Au moment de postuler en stage ou pour un premier emploi, il faut faire attention à ne pas admirer sans filtre les Maisons de luxe. Elles attirent bien sûr de nombreux talents mais il faut se questionner sur ce que l’on souhaite y faire, comprendre la culture d’entreprise et les différents métiers qu’elle propose. Je conseille de contacter des professionnels de la Maison pour comprendre les métiers et obtenir des renseignements en amont, ainsi que de se renseigner sur la culture d’entreprise pour s’assurer qu’elle nous convient.
Si vous postulez mais que vous n’êtes pas recruté, ne vous démobilisez pas ! Multipliez les expériences ailleurs et tentez de postuler à nouveau ensuite. Ces grandes Maisons sont souvent compliquées pour les jeunes diplômés car les postes y sont généralement très spécialisés, avec une mission précise, et ne sont donc pas optimaux lorsque l’on souhaite avant tout développer de nouvelles compétences.Cependant, il est vrai que les expériences dans les Maisons reconnues ouvrent de nombreuses portes car elles sont une forme de garantie pour le recruteur.
J’ai personnellement commencé ma carrière professionnelle comme vendeuse chez Pierre Hermé, à l’époque où c’était encore une toute petite structure dans laquelle il fallait faire ses preuves par le bas. Cela permettait d’avoir des responsabilités plus facilement que dans une maison déjà établie, et donc d’avoir des arguments complémentaires en entretien.
Quel est votre nouveau secteur d’activité et quelles différences avez-vous remarqué avec le secteur du luxe ?

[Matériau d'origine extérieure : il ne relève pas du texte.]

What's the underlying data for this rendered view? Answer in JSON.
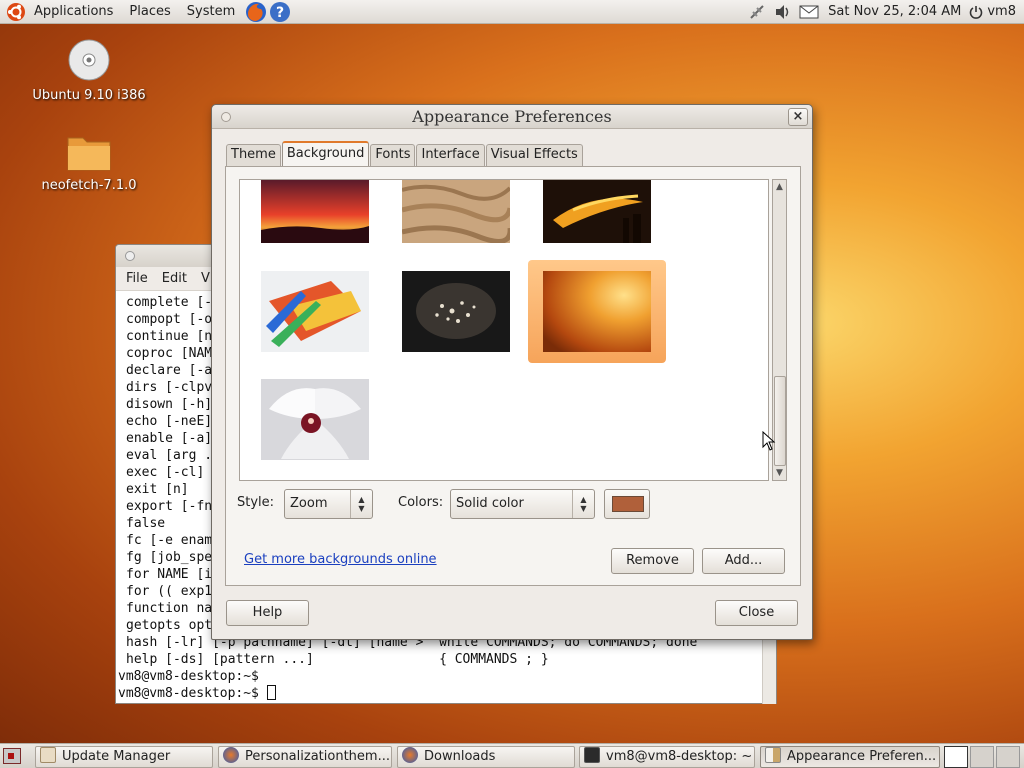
{
  "top_panel": {
    "menus": [
      "Applications",
      "Places",
      "System"
    ],
    "datetime": "Sat Nov 25,  2:04 AM",
    "user": "vm8"
  },
  "desktop_icons": [
    {
      "label": "Ubuntu 9.10 i386",
      "icon": "cd-disc-icon"
    },
    {
      "label": "neofetch-7.1.0",
      "icon": "folder-icon"
    }
  ],
  "terminal": {
    "menus": [
      "File",
      "Edit",
      "V"
    ],
    "lines": [
      "complete [-",
      "compopt [-o",
      "continue [n",
      "coproc [NAM",
      "declare [-a",
      "dirs [-clpv",
      "disown [-h]",
      "echo [-neE]",
      "enable [-a]",
      "eval [arg .",
      "exec [-cl]",
      "exit [n]",
      "export [-fn",
      "false",
      "fc [-e enam",
      "fg [job_spe",
      "for NAME [i",
      "for (( exp1",
      "function na",
      "getopts opt",
      "hash [-lr] [-p pathname] [-dt] [name >  while COMMANDS; do COMMANDS; done",
      "help [-ds] [pattern ...]                { COMMANDS ; }"
    ],
    "prompts": [
      "vm8@vm8-desktop:~$",
      "vm8@vm8-desktop:~$"
    ]
  },
  "dialog": {
    "title": "Appearance Preferences",
    "close_glyph": "×",
    "tabs": [
      "Theme",
      "Background",
      "Fonts",
      "Interface",
      "Visual Effects"
    ],
    "active_tab": "Background",
    "wallpapers": [
      {
        "name": "red-sunset-wallpaper"
      },
      {
        "name": "sand-dunes-wallpaper"
      },
      {
        "name": "dark-sunset-clouds-wallpaper"
      },
      {
        "name": "colored-pencils-wallpaper"
      },
      {
        "name": "water-droplets-wallpaper"
      },
      {
        "name": "orange-warty-wallpaper",
        "selected": true
      },
      {
        "name": "white-orchid-wallpaper"
      }
    ],
    "style_label": "Style:",
    "style_value": "Zoom",
    "colors_label": "Colors:",
    "colors_value": "Solid color",
    "color_swatch": "#b0603a",
    "link_text": "Get more backgrounds online",
    "remove_label": "Remove",
    "add_label": "Add...",
    "help_label": "Help",
    "close_label": "Close"
  },
  "taskbar": {
    "tasks": [
      {
        "label": "Update Manager",
        "icon": "update-manager-icon"
      },
      {
        "label": "Personalizationthem...",
        "icon": "firefox-icon"
      },
      {
        "label": "Downloads",
        "icon": "firefox-icon"
      },
      {
        "label": "vm8@vm8-desktop: ~",
        "icon": "terminal-icon"
      },
      {
        "label": "Appearance Preferen...",
        "icon": "appearance-icon",
        "active": true
      }
    ]
  },
  "colors": {
    "accent": "#e07a2c",
    "link": "#1a3fbf"
  }
}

Après deux ans de réflexion et reconversion, je travaille depuis fin 2021 dans une entreprise de conseil en financement public : l’objectif est d’accompagner des entreprises de tout secteur et toute taille sur la recherche et l’obtention d’aides publiques pour leurs projets de développement. Ce métier est très complet car on aborde les thématiques d’innovation, d’investissements, de business plan, de prévisionnel et on a une vision globale de la stratégie du client.
C’est également un nouvel univers de travail avec des collègues aux profils souvent scientifiques. Avec l’expérience, je me rends compte que j’ai désormais plus de distance vis à vis de mon travail : je suis impliquée et engagée mais je sais aussi mettre plus facilement des limites pour me préserver ainsi que ma vie personnelle.
Pour finir, j’aimerais souligner ce besoin de recul : tout emploi salarié reste un travail pour lequel personne n’est irremplaçable, même dans l’univers du luxe où on a parfois l’impression que les collaborateurs sont tous des passionnés.
L’aura des grandes Maisons du luxe peut parfois éblouir mais il faut savoir rester objectif et remettre en question en douceur certaines règles si elles ne nous conviennent pas ou changer d’entreprise.